(Reuters) – Brazilian financial companies are likely to pursue acquisitions abroad in coming years to take advantage of a retrenchment by European and U.S. rivals that are propping up capital and disposing of non-core assets, analysts said.
Brazil’s largest non-government bank Itaú Unibanco Holding SA and investment-banking firm Grupo BTG Pactual SA have already signaled potential interest in markets outside Brazil. Analysts and industry leaders say rival Banco Bradesco SA, bourse operator BM&FBovespa SA and insurer Porto Seguro could seek to expand overseas too.
For banks, tapping revenue sources in markets outside their home turf could help offset slowing growth, rising inflation and payroll costs, and growing state intervention in Brazil that is weighing down markets. The economies and capital markets of countries like Chile, Colombia and Peru are expanding faster than Brazil’s, opening room for Brazilian financial firms to tap new business opportunities.
“We will see some more consolidation going forward,” said João Augusto Frota Salles, an economist at banking industry consultancy RiskBank.

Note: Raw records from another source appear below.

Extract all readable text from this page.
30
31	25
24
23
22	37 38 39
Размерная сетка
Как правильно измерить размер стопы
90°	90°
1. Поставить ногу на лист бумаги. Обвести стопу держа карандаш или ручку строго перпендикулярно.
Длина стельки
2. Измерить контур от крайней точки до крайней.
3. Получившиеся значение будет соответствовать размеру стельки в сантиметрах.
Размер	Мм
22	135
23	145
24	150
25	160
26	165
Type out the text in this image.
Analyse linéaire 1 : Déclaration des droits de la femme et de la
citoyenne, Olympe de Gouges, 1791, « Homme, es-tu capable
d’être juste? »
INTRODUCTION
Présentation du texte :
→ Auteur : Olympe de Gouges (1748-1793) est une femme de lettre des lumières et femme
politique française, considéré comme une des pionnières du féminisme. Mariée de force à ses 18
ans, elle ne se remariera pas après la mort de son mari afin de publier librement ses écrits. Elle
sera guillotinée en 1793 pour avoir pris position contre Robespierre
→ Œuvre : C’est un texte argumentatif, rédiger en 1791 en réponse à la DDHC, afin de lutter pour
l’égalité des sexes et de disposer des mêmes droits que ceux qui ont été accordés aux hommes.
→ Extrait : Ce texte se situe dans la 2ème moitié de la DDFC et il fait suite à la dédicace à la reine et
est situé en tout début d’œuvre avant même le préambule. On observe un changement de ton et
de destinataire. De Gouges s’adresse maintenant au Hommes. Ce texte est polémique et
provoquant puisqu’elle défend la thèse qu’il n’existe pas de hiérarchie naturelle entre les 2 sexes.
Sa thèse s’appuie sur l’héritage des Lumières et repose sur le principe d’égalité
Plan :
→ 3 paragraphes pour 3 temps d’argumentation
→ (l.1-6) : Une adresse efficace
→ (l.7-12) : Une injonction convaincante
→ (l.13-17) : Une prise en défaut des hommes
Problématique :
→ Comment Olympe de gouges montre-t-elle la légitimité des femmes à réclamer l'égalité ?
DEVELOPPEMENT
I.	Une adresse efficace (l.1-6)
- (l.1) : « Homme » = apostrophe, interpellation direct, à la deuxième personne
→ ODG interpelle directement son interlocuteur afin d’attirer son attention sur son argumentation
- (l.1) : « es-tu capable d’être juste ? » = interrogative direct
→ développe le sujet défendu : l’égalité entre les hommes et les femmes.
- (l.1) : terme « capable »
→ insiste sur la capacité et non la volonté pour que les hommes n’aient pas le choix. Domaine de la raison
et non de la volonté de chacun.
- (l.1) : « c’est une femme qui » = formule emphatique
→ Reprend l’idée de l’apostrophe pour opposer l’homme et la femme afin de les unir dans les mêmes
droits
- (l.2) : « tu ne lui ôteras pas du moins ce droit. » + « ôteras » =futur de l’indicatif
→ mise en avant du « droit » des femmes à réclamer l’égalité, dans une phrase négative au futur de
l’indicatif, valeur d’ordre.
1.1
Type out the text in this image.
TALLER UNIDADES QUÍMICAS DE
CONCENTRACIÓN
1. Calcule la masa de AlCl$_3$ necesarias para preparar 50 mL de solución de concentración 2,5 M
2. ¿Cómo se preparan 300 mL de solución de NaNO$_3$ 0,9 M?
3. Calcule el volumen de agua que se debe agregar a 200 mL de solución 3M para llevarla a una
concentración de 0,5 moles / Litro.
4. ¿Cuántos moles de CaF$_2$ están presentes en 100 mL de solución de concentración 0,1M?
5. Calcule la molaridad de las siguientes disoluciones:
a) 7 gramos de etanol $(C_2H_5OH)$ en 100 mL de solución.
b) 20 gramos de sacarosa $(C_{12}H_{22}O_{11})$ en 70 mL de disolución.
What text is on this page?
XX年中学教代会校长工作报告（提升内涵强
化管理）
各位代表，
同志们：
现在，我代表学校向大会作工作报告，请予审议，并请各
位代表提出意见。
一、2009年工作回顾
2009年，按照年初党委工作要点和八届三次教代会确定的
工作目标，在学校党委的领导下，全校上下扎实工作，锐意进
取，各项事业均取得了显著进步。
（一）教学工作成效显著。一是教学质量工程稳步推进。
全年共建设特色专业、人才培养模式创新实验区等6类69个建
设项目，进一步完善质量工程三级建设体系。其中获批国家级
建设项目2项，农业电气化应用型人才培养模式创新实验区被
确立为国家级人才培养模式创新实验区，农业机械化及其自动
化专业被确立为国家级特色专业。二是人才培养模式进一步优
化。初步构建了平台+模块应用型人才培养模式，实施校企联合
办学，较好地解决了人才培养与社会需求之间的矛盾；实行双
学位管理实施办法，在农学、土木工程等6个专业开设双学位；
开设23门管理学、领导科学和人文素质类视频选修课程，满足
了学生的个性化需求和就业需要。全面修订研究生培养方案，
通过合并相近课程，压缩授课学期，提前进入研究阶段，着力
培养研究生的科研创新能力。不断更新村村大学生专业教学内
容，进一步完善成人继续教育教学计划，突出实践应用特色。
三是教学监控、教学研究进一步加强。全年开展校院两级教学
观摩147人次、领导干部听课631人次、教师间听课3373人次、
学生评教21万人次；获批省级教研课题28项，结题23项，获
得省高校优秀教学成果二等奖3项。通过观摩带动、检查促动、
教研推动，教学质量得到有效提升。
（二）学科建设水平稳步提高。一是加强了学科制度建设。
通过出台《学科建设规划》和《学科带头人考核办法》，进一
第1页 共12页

Itaú, after the takeover of Chile’s CorpBanca SA, earns 15 percent of revenues from abroad. Chief Executive Officer Roberto Setubal said earlier this year that the bank is keen on acquisition opportunities in Mexico and Peru “to avoid depending only on Brazil.”
Flagging capital markets activity, especially share offerings, in Brazil is driving BTG Pactual to look for takeover targets outside Latin America.
The São Paulo-based lender bought 2 percent of Italy’s Banca Monte dei Paschi di Siena SpA and is currently in exclusive talks to buy Swiss asset management BSI.
“BTG Pactual will focus on opportunistic acquisitions,” said Eduardo Nishio, analyst at investment bank Brasil Plural.
Taking on a more timid approach, Bradesco has been growing capital markets activity by winning mandates to underwrite fixed-income deals in the United States. The bank’s asset management unit plans to boost assets under management abroad from $1 billion to $6 billion in coming years.